LGBT Centers Face Increased Needs
BY Trudy Ring
November 17 2011 5:00 AM ET
In the immediate post-Stonewall years, starting a gay community center was fraught with problems — such as having spies infiltrate your organizing meetings or hearing from the IRS that your group is “neither benevolent nor charitable” because it serves gays.
But two LGBT centers that overcame those exact challenges have gone on to thrive and are observing their 40th anniversaries this year: the University of Michigan’s Spectrum Center and the Los Angeles Gay and Lesbian Center.
In 1971 the Spectrum Center originated as the Human Sexuality Office, the first gay center with paid staff in any U.S. college or university. There were two quarter-time staffers: Cindy Gair and Jim Toy.
The office grew out of the activity of upstart gay groups, and initially the university administration was rather hostile, Toy recalls. At one meeting of the Gay Liberation Front, a university spy falsely reported back that the meeting was not well attended and that the group would likely disband quietly, notes Toy, who still wonders if the spy might have actually been sympathetic to the gay activists and was trying to divert administration attention away from the group’s activities.

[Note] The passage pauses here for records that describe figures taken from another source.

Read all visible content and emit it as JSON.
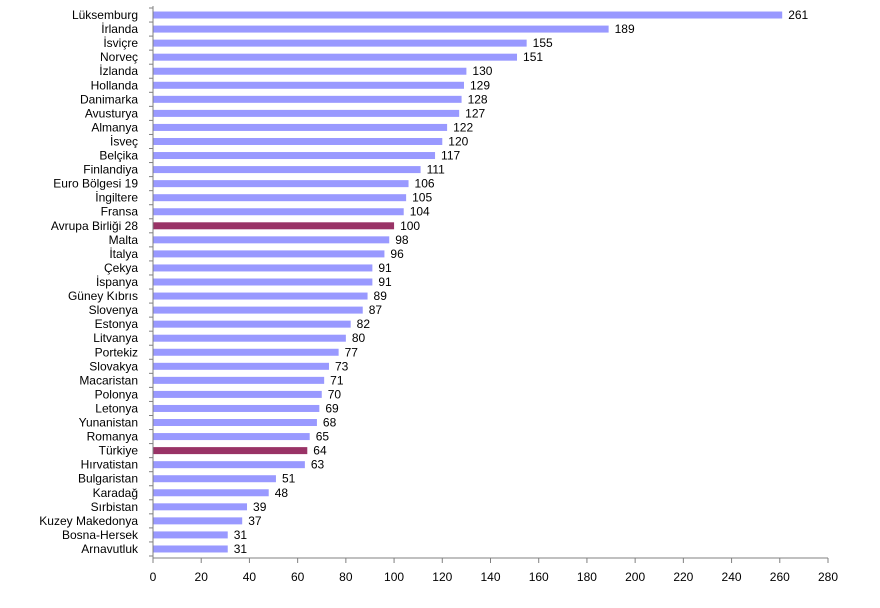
{
  "chart_data": {
    "type": "bar",
    "orientation": "horizontal",
    "title": "",
    "xlabel": "",
    "ylabel": "",
    "xlim": [
      0,
      280
    ],
    "x_ticks": [
      0,
      20,
      40,
      60,
      80,
      100,
      120,
      140,
      160,
      180,
      200,
      220,
      240,
      260,
      280
    ],
    "grid": false,
    "legend": "none",
    "colors": {
      "default_bar": "#9999ff",
      "highlight_bar": "#993366",
      "axis": "#808080",
      "text": "#000000"
    },
    "highlighted_categories": [
      "Avrupa Birliği 28",
      "Türkiye"
    ],
    "categories": [
      "Lüksemburg",
      "İrlanda",
      "İsviçre",
      "Norveç",
      "İzlanda",
      "Hollanda",
      "Danimarka",
      "Avusturya",
      "Almanya",
      "İsveç",
      "Belçika",
      "Finlandiya",
      "Euro Bölgesi 19",
      "İngiltere",
      "Fransa",
      "Avrupa Birliği 28",
      "Malta",
      "İtalya",
      "Çekya",
      "İspanya",
      "Güney Kıbrıs",
      "Slovenya",
      "Estonya",
      "Litvanya",
      "Portekiz",
      "Slovakya",
      "Macaristan",
      "Polonya",
      "Letonya",
      "Yunanistan",
      "Romanya",
      "Türkiye",
      "Hırvatistan",
      "Bulgaristan",
      "Karadağ",
      "Sırbistan",
      "Kuzey Makedonya",
      "Bosna-Hersek",
      "Arnavutluk"
    ],
    "values": [
      261,
      189,
      155,
      151,
      130,
      129,
      128,
      127,
      122,
      120,
      117,
      111,
      106,
      105,
      104,
      100,
      98,
      96,
      91,
      91,
      89,
      87,
      82,
      80,
      77,
      73,
      71,
      70,
      69,
      68,
      65,
      64,
      63,
      51,
      48,
      39,
      37,
      31,
      31
    ]
  }
}
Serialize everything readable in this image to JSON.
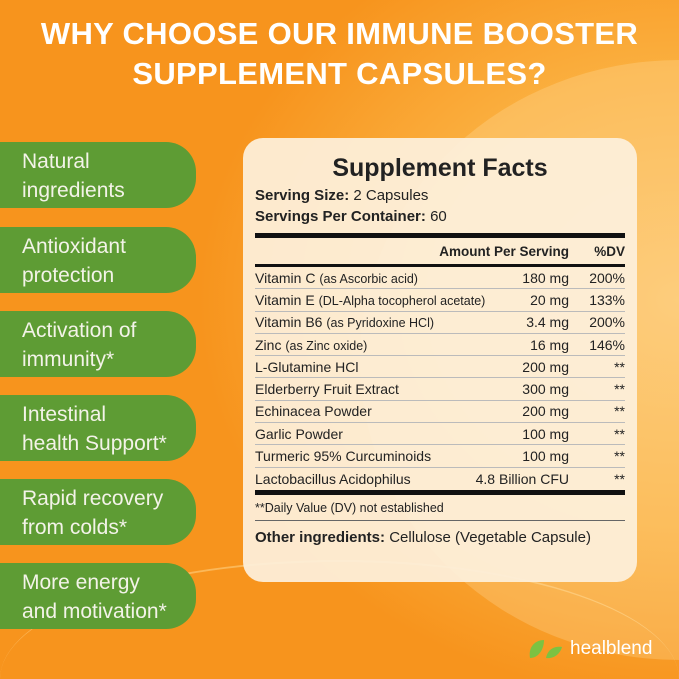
{
  "title": {
    "line1": "WHY CHOOSE OUR IMMUNE BOOSTER",
    "line2": "SUPPLEMENT CAPSULES?"
  },
  "benefits": [
    {
      "line1": "Natural",
      "line2": "ingredients"
    },
    {
      "line1": "Antioxidant",
      "line2": "protection"
    },
    {
      "line1": "Activation of",
      "line2": "immunity*"
    },
    {
      "line1": "Intestinal",
      "line2": "health Support*"
    },
    {
      "line1": "Rapid recovery",
      "line2": "from colds*"
    },
    {
      "line1": "More energy",
      "line2": "and motivation*"
    }
  ],
  "facts": {
    "title": "Supplement Facts",
    "serving_size_label": "Serving Size:",
    "serving_size": "2 Capsules",
    "servings_label": "Servings Per Container:",
    "servings": "60",
    "col_amount": "Amount Per Serving",
    "col_dv": "%DV",
    "rows": [
      {
        "name": "Vitamin C",
        "note": "(as Ascorbic acid)",
        "amount": "180 mg",
        "dv": "200%"
      },
      {
        "name": "Vitamin E",
        "note": "(DL-Alpha tocopherol acetate)",
        "amount": "20 mg",
        "dv": "133%"
      },
      {
        "name": "Vitamin B6",
        "note": "(as Pyridoxine HCl)",
        "amount": "3.4 mg",
        "dv": "200%"
      },
      {
        "name": "Zinc",
        "note": "(as Zinc oxide)",
        "amount": "16 mg",
        "dv": "146%"
      },
      {
        "name": "L-Glutamine HCl",
        "note": "",
        "amount": "200 mg",
        "dv": "**"
      },
      {
        "name": "Elderberry Fruit Extract",
        "note": "",
        "amount": "300 mg",
        "dv": "**"
      },
      {
        "name": "Echinacea Powder",
        "note": "",
        "amount": "200 mg",
        "dv": "**"
      },
      {
        "name": "Garlic Powder",
        "note": "",
        "amount": "100 mg",
        "dv": "**"
      },
      {
        "name": "Turmeric 95% Curcuminoids",
        "note": "",
        "amount": "100 mg",
        "dv": "**"
      },
      {
        "name": "Lactobacillus Acidophilus",
        "note": "",
        "amount": "4.8 Billion CFU",
        "dv": "**"
      }
    ],
    "footnote": "**Daily Value (DV) not established",
    "other_label": "Other ingredients:",
    "other": "Cellulose (Vegetable Capsule)"
  },
  "brand": {
    "name": "healblend",
    "leaf_color": "#7cc242"
  },
  "colors": {
    "background": "#f7941d",
    "pill": "#5e9c34",
    "panel": "#fdf0dc"
  }
}
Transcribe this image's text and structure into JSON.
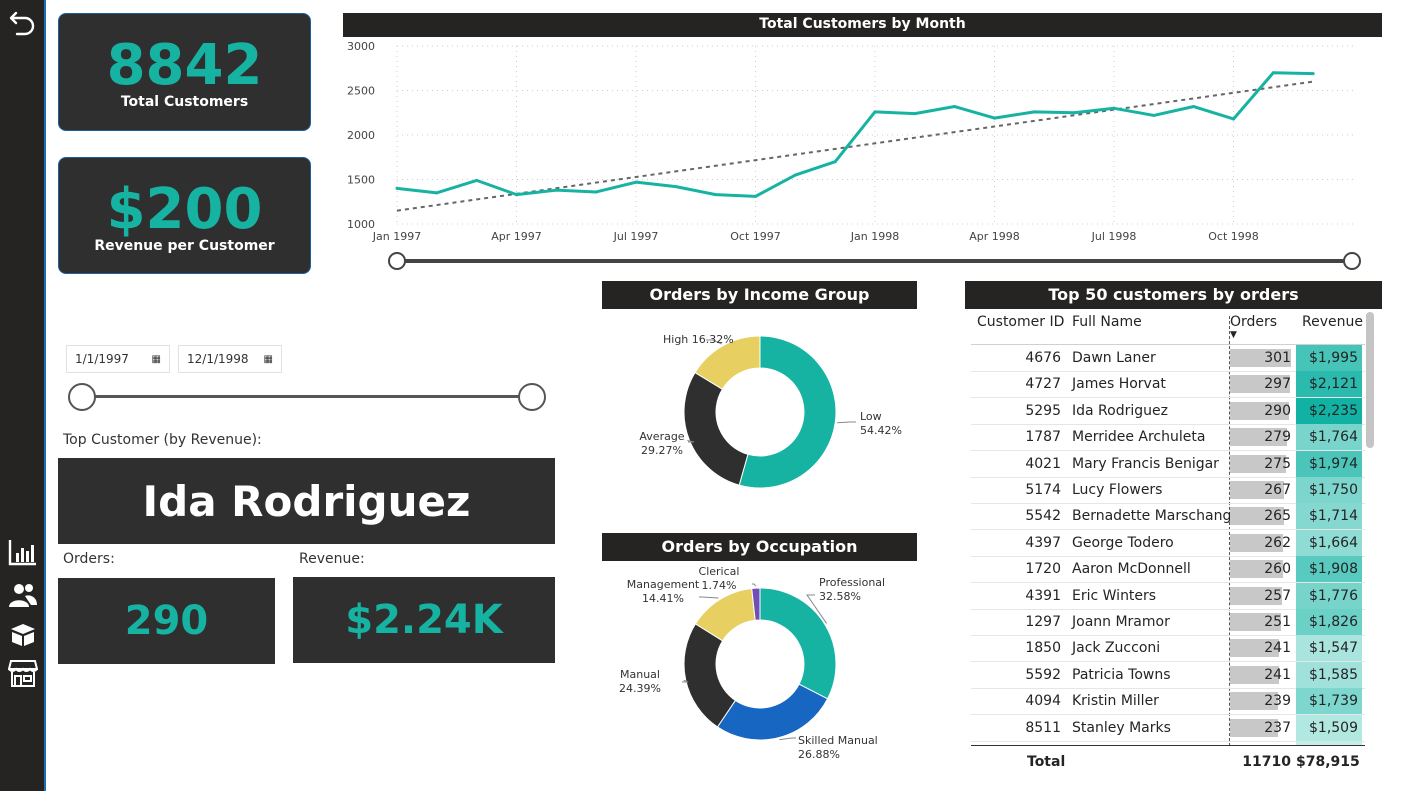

Instead of quietly disbanding, the GLF, Radical Lesbians, and others successfully campaigned for the establishment of the gay center, which has seen more successes, such as the addition of sexual orientation and gender identity to university nondiscrimination policy. The Spectrum Center also offers many activities and services, and it makes more than 80 classroom presentations a year.
In Los Angeles, the Gay and Lesbian Center dates its founding to 1971, the year of its incorporation as the Gay Community Services Center. But the center’s founders were providing social services a couple of years before that, so it's “one of the oldest, if not the oldest” among gay community centers in the U.S., says current CEO Lorri L. Jean. (The Center Orange County, another Southern California LGBT center, has also been around since 1971.)
The L.A. Center overcame an early challenge in 1974, when the IRS reversed, on appeal, its decision that the center did not deserve tax-exempt status because of its mission. It has expanded its services as other challenges have arisen, the direst being the onslaught of AIDS. “The center literally had to lead the way in providing new models of care,” Jean says, even as the disease was claiming many of its founders and leaders.
While the center now faces a threat from government funding cuts, Jean says the group “has thrived in good times and bad.” And even with major advances toward LGBT equality, she says, “There’s no lessening of need or demand from our community.”